I identify as queer. It has nothing to do with the fact that I like girls (even though sometimes I do like girls). I don't think that's what makes me queer. I am into kink, but I don't know if that's what makes me queer. I don't know exactly why I identify with the word queer, but I definitely do. I have thought about it a lot and tried to come up with a definition of the word "queer" that makes sense to me, but I'm having trouble pinning it down. Yes, it has somewhat to do with sex, sexual orientation, but that's not ALL it is. Maybe it's just openness to untraditional sexuality and relationships.
Some things that might make someone "queer", in the way that I am thinking of it, would include being non-monogamous, kinky, non-heterosexual, non-cisgendered. I feel like anyone who has any of those attributes could identify as queer. Then I suppose the next question to ask is, could someone who is monogamous, not kinky, heterosexual, and cisgendered be queer? Someone pointed out cross-dressers as people who could be considered queer, so let's leave them out, too. My intuition tells me still yes. But I'm not sure why.
Who is this theoretical person that I am imagining that is queer, and yet is cisgendered, heterosexual, monogamous, kinkless, and does not cross-dress? For this person to be queer, it means that despite all of those things they still feel comfortable around a culture full of queer people. Josh says that we have to draw the line somewhere, so I suppose perhaps that is all that is there that covers queer. And all of those things have degrees, so I imagine to be queer you only have to be a little tiny bit of any one of those things to be queer, by my working definition.
Maybe "queer" is simply anyone who feels like they should be considered queer. Someone who feels that they do not fit into the society of traditional heteronormative culture and roles.

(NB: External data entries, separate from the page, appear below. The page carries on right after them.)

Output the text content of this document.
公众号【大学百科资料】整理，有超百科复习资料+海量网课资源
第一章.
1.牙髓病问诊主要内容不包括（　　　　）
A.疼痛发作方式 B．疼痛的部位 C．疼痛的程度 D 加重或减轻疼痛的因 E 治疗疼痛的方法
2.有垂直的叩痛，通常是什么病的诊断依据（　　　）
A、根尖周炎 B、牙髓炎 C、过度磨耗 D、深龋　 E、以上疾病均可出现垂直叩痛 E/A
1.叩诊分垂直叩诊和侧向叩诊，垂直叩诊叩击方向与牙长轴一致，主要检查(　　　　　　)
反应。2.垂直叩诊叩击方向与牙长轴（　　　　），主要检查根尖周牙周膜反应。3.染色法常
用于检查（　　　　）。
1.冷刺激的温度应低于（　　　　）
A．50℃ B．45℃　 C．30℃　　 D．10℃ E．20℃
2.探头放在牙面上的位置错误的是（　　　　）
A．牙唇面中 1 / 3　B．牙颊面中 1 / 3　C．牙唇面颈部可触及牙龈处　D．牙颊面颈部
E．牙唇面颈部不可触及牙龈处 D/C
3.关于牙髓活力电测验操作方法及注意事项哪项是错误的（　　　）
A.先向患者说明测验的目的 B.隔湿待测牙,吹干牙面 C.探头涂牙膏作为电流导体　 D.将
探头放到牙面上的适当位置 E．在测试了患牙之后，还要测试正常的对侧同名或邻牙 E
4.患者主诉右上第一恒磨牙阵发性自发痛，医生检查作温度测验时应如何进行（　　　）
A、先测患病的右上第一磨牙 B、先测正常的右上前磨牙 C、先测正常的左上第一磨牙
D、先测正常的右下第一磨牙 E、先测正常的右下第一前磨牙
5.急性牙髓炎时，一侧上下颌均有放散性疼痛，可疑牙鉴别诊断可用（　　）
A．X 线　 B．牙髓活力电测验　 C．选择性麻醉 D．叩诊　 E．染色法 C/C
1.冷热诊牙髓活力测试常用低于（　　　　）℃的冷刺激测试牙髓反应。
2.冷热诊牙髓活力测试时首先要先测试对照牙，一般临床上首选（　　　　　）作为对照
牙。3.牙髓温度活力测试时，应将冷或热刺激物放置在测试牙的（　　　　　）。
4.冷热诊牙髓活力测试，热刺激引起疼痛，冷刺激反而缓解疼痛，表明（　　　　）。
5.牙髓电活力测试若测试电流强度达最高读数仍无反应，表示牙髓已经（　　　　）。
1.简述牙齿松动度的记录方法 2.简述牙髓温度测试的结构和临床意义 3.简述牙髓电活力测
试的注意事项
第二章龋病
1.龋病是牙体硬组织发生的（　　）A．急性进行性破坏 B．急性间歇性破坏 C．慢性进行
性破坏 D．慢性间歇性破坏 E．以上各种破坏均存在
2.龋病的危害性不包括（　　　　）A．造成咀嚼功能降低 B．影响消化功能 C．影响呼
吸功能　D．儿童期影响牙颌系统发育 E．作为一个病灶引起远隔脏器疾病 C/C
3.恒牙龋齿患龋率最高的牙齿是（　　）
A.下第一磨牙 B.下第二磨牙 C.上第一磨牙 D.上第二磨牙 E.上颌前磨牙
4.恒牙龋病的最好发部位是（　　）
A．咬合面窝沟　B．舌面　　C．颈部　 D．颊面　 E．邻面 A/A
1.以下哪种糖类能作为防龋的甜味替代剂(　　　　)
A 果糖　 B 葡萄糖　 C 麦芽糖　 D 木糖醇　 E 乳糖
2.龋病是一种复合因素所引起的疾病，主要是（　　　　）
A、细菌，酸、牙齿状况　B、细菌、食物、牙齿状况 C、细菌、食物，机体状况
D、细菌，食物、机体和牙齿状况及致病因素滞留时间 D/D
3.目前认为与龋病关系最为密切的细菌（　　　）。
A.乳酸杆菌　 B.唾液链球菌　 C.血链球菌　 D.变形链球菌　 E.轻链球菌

Even if technically they follow all the "rules", they do so because that is simply their preference, but do not believe that following that set of "rules" should be considered the norm.
I know there are people out there who would be offended that I am stretching the term "queer" so much, because they feel it should be reserved for people who are persecuted for their preferences. There are also people who would take offense at me using the term "bisexual" to describe myself even though I've never dated a woman, or been seriously involved with one romantically. I do not, however, typically use the term "bisexual", because I feel it has too much baggage. Sometimes I use the term "heteroflexible", which would accurately describe my sexual orientation, I suppose. But I don't entirely feel like my sexual orientation can or should be pinned down by a single word, because I feel like a lot of it is left unexplored. I don't know exactly how I feel about dating women, because I've never dated one. There have been times in my life when I was more interested in women than I had been at other times. And in different circumstances (as in if I felt like I had a drop of sexuality in me at all, which I haven't felt in months, thanks to cancer and the medications used to treat it), I might explore my interest in women, or I might not. It depends on the opportunities that came up, the situations that came up... but I wouldn't actively go searching on OKCupid for dates with chicks.

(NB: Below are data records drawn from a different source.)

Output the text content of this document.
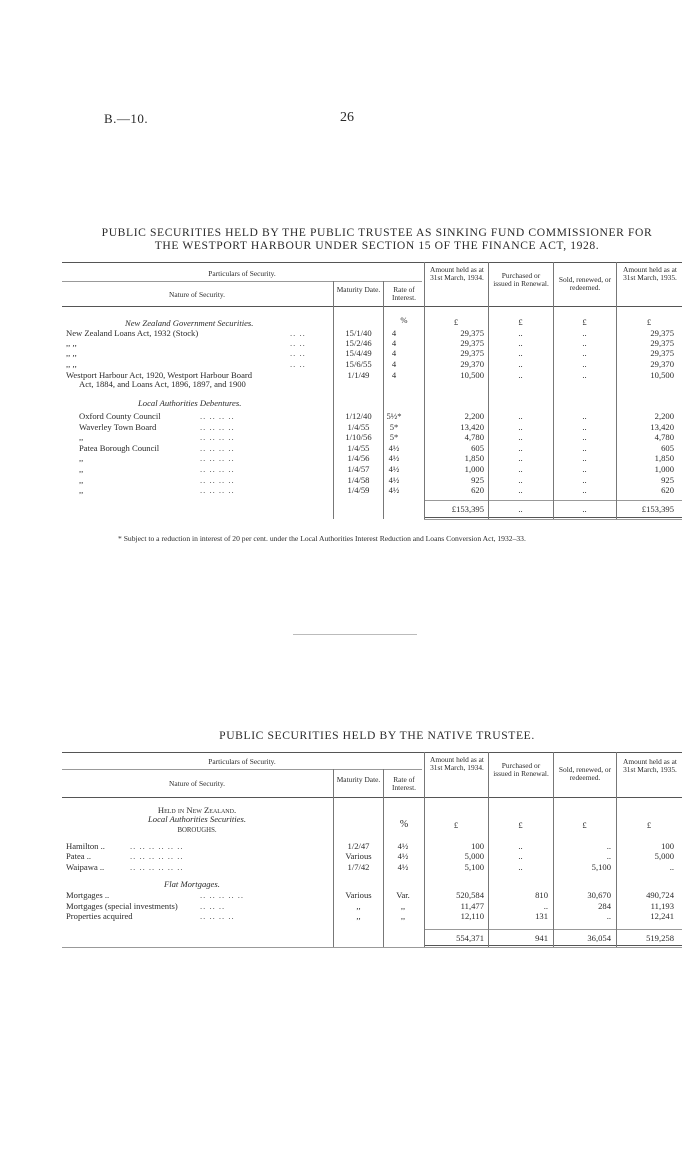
B.—10.	26
PUBLIC SECURITIES HELD BY THE PUBLIC TRUSTEE AS SINKING FUND COMMISSIONER FOR
THE WESTPORT HARBOUR UNDER SECTION 15 OF THE FINANCE ACT, 1928.
Particulars of Security.
Nature of Security.
Maturity Date.	Rate of Interest.
Amount held as at 31st March, 1934.	Purchased or issued in Renewal.	Sold, renewed, or redeemed.
Amount held as at 31st March, 1935.
New Zealand Government Securities.	%	£	£	£	£
New Zealand Loans Act, 1932 (Stock)	.. ..	15/1/40	4	29,375	..	..	29,375
,, ,,	.. ..	15/2/46	4	29,375	..	..	29,375
,, ,,	.. ..	15/4/49	4	29,375	..	..	29,375
,, ,,	.. ..	15/6/55	4	29,370	..	..	29,370
Westport Harbour Act, 1920, Westport Harbour Board
Act, 1884, and Loans Act, 1896, 1897, and 1900
1/1/49	4	10,500	..	..	10,500
Local Authorities Debentures.
Oxford County Council	.. .. .. ..	1/12/40	5½*	2,200	..	..	2,200
Waverley Town Board	.. .. .. ..	1/4/55	5*	13,420	..	..	13,420
,,	.. .. .. ..	1/10/56	5*	4,780	..	..	4,780
Patea Borough Council	.. .. .. ..	1/4/55	4½	605	..	..	605
,,	.. .. .. ..	1/4/56	4½	1,850	..	..	1,850
,,	.. .. .. ..	1/4/57	4½	1,000	..	..	1,000
,,	.. .. .. ..	1/4/58	4½	925	..	..	925
,,	.. .. .. ..	1/4/59	4½	620	..	..	620
£153,395	..	..	£153,395
* Subject to a reduction in interest of 20 per cent. under the Local Authorities Interest Reduction and Loans Conversion Act, 1932–33.
PUBLIC SECURITIES HELD BY THE NATIVE TRUSTEE.
Particulars of Security.
Nature of Security.	Maturity Date.	Rate of Interest.
Amount held as at 31st March, 1934.	Purchased or issued in Renewal.	Sold, renewed, or redeemed.
Amount held as at 31st March, 1935.
Held in New Zealand.
Local Authorities Securities.
BOROUGHS.
%	£	£	£	£
Hamilton ..	.. .. .. .. .. ..	1/2/47	4½	100	..	..	100
Patea ..	.. .. .. .. .. ..	Various	4½	5,000	..	..	5,000
Waipawa ..	.. .. .. .. .. ..	1/7/42	4½	5,100	..	5,100	..
Flat Mortgages.
Mortgages ..	.. .. .. .. ..	Various	Var.	520,584	810	30,670	490,724
Mortgages (special investments)	.. .. ..	,,	,,	11,477	..	284	11,193
Properties acquired	.. .. .. ..	,,	,,	12,110	131	..	12,241
554,371	941	36,054	519,258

But there's more than that. I am definitely cisgendered, but I feel like my gender is somewhat fluid as well. I don't consider myself to be polyamorous or monogamous, but, again, fluid, flexible about the type of relationship that is best suited to me and my personality. I'm pretty open to kink but I'm no lifestyler. I feel like I have some level of non-traditionalness to every single aspect of my sexuality, but nothing about it is so far from the norm that I have ever fit into a "group".
So, for this reason, I like the word "queer" to describe myself. I like "queer" better than I like "bisexual", "bicurious", "heteroflexible", "polyamorous", "straight", "cisgendered", or "kinky". To me, it is a word that simply means I don't feel comfortable defining myself with specific words but I am definitely of a non-traditional mindset when it comes to my personal sexuality.